Trans Ethiopia
- Full name: Trans Ethiopia
- Founded: 1975
- Ground: Tigray Stadium Tigray, Ethiopia
- Capacity: 10,000
- Owner: Trans Ethiopia PLC
- Chairman: Gebremeskel Gebru
- Manager: Sewenet Beshaw
- League: Ethiopian Premier League
- 2006/07: 13
| Home colours |

= Trans Ethiopia =

Association football club in Ethiopia

Trans Ethiopia (Amharic: ትራንስ ኢትዮጵያ) was a professional Ethiopian football club based in north Mek'ele. They were a member of the Ethiopian Football Federation and played in the national league (now the Higher League), the second division of Ethiopian football.

== History ==
The club formerly played in the Ethiopian Premier League, the top division of Ethiopian football.

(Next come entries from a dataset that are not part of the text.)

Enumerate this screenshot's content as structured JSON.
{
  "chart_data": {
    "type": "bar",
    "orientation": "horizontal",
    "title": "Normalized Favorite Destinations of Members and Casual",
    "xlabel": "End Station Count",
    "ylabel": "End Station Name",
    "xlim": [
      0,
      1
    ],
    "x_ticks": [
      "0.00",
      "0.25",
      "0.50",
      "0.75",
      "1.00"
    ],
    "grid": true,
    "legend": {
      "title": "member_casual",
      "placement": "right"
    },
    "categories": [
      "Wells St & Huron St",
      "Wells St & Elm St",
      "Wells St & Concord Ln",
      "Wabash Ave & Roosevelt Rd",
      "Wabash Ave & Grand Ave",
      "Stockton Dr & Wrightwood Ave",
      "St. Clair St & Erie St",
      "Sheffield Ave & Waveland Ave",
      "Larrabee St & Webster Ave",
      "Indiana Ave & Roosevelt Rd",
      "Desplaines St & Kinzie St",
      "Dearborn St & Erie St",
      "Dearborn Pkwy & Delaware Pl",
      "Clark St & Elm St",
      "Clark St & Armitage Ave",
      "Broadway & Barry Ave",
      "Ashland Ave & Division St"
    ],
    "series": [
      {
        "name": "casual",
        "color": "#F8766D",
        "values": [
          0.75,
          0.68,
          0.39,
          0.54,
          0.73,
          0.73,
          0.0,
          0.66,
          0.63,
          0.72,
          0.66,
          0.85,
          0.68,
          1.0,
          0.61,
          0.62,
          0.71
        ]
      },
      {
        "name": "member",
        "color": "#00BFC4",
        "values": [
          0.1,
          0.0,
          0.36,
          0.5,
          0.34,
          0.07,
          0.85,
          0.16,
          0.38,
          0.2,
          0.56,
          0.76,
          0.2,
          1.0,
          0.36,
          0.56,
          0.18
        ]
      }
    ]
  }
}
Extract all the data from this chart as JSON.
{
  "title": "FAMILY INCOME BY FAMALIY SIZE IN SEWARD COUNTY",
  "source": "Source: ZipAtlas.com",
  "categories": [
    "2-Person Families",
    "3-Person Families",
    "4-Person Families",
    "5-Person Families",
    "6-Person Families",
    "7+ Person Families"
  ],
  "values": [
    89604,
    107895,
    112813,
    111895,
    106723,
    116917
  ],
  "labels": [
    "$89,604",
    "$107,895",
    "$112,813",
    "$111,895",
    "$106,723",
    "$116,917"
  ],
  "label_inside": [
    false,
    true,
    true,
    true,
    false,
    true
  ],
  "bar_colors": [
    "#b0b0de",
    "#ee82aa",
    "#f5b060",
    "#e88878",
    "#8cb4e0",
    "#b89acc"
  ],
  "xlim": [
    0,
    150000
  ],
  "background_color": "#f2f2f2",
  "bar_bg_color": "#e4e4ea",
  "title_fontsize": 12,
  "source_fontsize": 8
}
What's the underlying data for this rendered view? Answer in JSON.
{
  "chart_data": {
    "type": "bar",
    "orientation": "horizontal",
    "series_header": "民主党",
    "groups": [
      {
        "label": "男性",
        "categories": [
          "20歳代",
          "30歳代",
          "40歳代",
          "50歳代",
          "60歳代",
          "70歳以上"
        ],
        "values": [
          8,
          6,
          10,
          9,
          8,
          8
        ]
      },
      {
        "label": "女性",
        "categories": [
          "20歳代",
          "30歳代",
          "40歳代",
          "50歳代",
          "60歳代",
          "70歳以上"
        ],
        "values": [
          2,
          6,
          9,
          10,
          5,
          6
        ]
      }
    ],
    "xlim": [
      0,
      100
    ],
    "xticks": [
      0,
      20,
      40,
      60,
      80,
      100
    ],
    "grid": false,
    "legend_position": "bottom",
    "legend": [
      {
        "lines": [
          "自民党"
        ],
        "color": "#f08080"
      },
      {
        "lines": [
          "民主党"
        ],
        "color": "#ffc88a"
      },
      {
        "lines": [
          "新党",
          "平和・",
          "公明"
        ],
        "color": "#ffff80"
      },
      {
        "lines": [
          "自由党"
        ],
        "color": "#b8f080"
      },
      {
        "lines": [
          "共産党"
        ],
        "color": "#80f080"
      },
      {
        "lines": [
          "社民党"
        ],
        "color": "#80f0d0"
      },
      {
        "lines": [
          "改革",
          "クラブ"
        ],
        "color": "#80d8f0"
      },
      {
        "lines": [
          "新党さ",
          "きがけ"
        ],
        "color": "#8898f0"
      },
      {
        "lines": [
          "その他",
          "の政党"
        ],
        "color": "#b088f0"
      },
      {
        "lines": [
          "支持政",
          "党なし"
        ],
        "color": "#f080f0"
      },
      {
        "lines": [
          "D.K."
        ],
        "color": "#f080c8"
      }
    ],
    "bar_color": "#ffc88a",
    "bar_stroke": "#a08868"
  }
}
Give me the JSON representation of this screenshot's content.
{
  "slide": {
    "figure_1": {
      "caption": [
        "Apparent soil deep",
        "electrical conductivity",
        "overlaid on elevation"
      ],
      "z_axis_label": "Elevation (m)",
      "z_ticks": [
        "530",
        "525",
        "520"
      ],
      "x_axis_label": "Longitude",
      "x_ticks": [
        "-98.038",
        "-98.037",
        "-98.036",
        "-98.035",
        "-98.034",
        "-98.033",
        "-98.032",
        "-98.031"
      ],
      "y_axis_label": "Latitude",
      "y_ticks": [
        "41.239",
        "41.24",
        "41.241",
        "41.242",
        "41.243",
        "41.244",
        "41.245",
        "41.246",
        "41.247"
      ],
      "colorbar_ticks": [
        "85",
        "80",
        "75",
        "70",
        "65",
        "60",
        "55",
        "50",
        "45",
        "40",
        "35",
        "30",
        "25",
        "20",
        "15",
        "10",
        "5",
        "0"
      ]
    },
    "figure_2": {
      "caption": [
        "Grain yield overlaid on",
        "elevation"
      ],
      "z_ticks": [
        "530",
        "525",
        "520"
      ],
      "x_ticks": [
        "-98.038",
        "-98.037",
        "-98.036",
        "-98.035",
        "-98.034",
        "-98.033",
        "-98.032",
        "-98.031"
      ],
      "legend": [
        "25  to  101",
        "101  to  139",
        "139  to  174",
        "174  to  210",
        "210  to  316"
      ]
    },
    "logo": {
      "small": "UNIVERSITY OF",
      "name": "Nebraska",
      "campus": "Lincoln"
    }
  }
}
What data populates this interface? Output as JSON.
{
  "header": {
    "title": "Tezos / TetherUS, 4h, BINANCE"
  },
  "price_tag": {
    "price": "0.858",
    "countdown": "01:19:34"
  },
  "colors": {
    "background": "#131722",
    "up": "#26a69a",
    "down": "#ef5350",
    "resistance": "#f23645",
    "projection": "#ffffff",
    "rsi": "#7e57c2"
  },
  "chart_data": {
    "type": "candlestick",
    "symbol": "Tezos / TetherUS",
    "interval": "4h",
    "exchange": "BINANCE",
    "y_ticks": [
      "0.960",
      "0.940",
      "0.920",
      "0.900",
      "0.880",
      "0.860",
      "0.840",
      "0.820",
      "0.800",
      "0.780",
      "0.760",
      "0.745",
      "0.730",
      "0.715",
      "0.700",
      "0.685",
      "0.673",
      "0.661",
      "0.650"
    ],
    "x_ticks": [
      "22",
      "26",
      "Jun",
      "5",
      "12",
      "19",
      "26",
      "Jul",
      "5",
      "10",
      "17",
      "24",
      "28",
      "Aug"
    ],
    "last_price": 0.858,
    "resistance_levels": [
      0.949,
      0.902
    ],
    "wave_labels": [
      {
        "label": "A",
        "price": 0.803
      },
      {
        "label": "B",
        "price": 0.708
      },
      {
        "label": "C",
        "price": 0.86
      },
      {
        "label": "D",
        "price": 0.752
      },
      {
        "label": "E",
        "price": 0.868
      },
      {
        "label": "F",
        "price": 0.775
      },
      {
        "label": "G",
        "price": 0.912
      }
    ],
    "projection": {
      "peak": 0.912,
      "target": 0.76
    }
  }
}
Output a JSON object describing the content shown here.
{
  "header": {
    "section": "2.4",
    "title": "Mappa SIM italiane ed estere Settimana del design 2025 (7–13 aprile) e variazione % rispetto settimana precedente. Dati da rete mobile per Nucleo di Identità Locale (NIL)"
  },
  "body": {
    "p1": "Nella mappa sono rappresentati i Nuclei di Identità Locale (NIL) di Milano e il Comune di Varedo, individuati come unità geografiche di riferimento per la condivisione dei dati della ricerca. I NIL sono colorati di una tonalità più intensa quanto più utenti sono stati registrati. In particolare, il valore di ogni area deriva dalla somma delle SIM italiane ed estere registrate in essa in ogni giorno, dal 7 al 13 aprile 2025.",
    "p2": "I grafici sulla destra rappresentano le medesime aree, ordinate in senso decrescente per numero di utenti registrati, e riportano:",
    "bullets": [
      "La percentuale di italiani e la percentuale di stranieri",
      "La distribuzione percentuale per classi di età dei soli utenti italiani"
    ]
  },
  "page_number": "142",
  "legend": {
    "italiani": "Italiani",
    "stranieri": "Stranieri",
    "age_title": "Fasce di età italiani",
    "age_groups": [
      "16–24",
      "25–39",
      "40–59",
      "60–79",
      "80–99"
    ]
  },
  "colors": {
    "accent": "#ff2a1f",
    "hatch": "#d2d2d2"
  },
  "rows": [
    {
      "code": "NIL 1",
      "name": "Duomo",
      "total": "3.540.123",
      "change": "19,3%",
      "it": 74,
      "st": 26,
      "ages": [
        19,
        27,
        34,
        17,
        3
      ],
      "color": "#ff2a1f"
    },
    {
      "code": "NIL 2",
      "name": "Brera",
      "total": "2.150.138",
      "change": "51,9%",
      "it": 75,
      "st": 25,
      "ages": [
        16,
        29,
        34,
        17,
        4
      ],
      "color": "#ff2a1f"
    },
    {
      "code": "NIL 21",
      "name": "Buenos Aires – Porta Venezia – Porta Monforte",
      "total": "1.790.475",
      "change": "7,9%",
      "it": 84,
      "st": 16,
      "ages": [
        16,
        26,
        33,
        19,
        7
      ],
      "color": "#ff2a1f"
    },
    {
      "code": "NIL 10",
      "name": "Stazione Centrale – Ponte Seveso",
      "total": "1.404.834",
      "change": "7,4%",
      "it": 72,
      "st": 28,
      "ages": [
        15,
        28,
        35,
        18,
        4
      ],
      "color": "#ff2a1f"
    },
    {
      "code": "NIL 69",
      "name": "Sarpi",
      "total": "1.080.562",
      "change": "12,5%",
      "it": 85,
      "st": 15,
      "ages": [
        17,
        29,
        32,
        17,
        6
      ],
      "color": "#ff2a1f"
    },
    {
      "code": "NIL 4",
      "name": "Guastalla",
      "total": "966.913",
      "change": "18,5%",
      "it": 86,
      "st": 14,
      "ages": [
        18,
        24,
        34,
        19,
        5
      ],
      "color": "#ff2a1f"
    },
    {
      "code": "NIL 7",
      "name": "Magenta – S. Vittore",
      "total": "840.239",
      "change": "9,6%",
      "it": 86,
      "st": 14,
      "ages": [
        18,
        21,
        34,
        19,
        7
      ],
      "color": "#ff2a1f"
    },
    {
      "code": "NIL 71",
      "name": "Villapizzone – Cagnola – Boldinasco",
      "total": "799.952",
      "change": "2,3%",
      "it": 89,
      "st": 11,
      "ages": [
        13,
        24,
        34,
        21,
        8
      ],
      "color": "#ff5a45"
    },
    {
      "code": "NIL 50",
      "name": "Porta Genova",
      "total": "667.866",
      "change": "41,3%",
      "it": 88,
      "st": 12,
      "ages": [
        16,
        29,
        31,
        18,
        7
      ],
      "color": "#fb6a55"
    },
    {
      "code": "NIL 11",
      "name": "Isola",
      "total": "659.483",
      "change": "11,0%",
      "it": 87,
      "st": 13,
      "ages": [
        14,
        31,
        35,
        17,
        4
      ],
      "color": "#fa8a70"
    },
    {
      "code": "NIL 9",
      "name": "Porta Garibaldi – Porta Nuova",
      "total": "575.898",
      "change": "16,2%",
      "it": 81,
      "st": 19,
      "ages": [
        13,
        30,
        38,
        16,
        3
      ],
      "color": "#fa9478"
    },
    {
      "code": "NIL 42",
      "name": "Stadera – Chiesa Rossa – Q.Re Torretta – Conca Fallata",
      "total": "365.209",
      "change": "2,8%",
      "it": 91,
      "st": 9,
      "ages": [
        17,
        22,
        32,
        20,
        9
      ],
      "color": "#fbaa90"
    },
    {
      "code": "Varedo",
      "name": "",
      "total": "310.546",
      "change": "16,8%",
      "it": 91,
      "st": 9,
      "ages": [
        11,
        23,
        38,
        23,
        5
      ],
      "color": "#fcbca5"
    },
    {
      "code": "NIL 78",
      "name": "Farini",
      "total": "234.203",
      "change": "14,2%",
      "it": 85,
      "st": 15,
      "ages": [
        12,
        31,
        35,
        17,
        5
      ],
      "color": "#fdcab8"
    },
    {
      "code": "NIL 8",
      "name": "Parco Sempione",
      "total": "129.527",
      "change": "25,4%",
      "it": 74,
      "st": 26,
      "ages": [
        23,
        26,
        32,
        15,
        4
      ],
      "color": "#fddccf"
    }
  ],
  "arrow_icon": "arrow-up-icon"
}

It is one of an only handful of Premier League clubs to have a golden boot winner in its side. They played in the Ethiopian second division also known as Ethiopian National League. Trans is the most successful football club to represent Tigray in the Ethiopian Premier League, finishing number of times in the top four. In the 2008–09 season they are struggling. They have escaped relegation the previous season 2008/09 but now they have made bright start to the 2009/10 season.

== Stadium ==
Their home stadium is Tigray Stadium also known as Balloni.

== Support ==
Their biggest rival is Guna Trading FC, which are from the south of Mekelle and more urban area.